Nudge, nudge, wink, wink.

This does not change the fact that as a US resident, if I watch a movie on my Linux machine on a DVD I either own, rent, or borrowed from the public library, I am going to be breaking the law.

I have a strong suspicion, however, that this situation may be rendered moot very soon.

The answer lies in the same reason the local Blockbusters in my city are starting to close down: streaming media. With pay-per-view movies on satellite and cable, and Netflix movies that will stream onto PCs, traditional DVD use is sharply declining. The Netflix model is especially intriguing: why buy a DVD at all, when ultimately I can get it anytime as part of a monthly subscription plan?

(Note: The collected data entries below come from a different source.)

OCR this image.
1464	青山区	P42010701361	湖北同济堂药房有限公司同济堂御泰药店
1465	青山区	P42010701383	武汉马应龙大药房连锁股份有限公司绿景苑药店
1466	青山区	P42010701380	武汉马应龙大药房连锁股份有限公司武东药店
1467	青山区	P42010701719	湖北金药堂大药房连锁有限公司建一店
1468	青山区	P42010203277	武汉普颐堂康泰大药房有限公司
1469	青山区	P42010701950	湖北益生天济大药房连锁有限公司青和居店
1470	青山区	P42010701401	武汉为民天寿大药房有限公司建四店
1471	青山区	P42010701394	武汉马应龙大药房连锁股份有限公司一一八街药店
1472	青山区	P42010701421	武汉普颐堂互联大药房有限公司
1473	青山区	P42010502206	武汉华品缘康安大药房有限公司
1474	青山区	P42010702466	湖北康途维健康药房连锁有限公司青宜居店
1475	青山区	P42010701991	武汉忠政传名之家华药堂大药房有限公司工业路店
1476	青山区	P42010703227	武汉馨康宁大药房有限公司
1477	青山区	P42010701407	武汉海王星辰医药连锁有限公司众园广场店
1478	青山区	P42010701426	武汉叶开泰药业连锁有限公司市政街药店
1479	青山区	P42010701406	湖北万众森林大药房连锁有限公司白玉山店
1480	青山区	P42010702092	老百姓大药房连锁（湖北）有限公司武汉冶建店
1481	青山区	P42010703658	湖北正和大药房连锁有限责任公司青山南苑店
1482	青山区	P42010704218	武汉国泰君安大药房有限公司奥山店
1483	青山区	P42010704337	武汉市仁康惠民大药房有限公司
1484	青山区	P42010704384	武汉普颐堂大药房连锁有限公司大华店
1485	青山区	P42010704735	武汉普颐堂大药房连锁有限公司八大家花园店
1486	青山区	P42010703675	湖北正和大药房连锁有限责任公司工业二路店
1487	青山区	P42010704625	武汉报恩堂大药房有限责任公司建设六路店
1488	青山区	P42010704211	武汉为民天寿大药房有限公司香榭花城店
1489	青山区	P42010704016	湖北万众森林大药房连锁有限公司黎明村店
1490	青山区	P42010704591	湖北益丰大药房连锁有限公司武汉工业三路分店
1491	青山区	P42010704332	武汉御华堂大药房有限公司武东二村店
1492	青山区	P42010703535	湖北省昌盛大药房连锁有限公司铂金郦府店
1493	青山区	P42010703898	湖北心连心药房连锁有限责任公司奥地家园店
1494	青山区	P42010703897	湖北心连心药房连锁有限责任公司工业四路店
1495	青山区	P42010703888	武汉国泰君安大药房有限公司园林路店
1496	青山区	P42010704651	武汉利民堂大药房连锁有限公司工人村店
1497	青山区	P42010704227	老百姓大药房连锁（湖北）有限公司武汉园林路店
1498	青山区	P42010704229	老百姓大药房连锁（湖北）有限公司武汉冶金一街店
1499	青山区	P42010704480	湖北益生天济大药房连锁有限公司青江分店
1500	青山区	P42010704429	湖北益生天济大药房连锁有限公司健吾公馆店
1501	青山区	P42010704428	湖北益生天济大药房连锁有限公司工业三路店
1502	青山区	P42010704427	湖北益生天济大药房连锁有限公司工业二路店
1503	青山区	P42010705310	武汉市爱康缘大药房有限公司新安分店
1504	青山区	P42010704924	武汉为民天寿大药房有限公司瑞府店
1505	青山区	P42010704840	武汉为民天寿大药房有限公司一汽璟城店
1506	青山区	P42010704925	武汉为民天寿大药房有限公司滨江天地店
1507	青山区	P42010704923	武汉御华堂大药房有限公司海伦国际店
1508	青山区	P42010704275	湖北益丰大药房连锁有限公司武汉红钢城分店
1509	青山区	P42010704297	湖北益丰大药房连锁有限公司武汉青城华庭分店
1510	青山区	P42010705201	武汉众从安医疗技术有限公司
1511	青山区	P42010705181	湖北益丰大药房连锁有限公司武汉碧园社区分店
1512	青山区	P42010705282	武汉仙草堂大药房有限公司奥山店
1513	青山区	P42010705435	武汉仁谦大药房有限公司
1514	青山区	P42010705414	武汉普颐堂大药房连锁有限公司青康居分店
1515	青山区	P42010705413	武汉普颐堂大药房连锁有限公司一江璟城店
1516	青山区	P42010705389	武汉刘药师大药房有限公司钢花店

Of course, right now there is no Netflix service for Linux, because they're using Microsoft Silverlight as their video player, and even with Moonlight, Netflix playback is not an option because of Netflix's and Moonlight's opposing DRM stances. Amazon's Video on Demand is supposed to work with an up-to-date Flash install on your browser, but I've found it to be a bit glitchy.

If I were a Linux vendor, I would be looking very closely at getting such technologies working, and soon. Because the investment in development will be worth it--even if there's a license involved.

The reason why paying for a CSS license doesn't work for Linux software developers is that no one will pay a one-time purchase fee and there's no revenue to be generated from playing one's own DVDs. With a streaming subscription service, the latter argument is destroyed. Anyone who can come up with a working Linux client for one of the popular streaming services is going to be able to make some serious money, because a small cut of the subscription costs will generate a nice, steady stream of revenue.

This is something I will expect from the Android crowd, and soon. There's already plenty of streaming video apps for Android, so all you need to do is get an app to plug into an online video provider. And hey, remember those Blockbuster stores that are closing? Turns out the company is set to release an Android app soon. Given that any future tablet release from Google will likely run on Android, this could potentially resuscitate the once-proud video rental chain.

On the desktop side of things, I would suspect that Canonical, which is heavily pushing the cloud, might be working on a similar deal with one of the major video providers for a streaming Ubuntu client. This would be a perfect fit for their desktop- and cloud-centric approach, as well as be a source of revenue.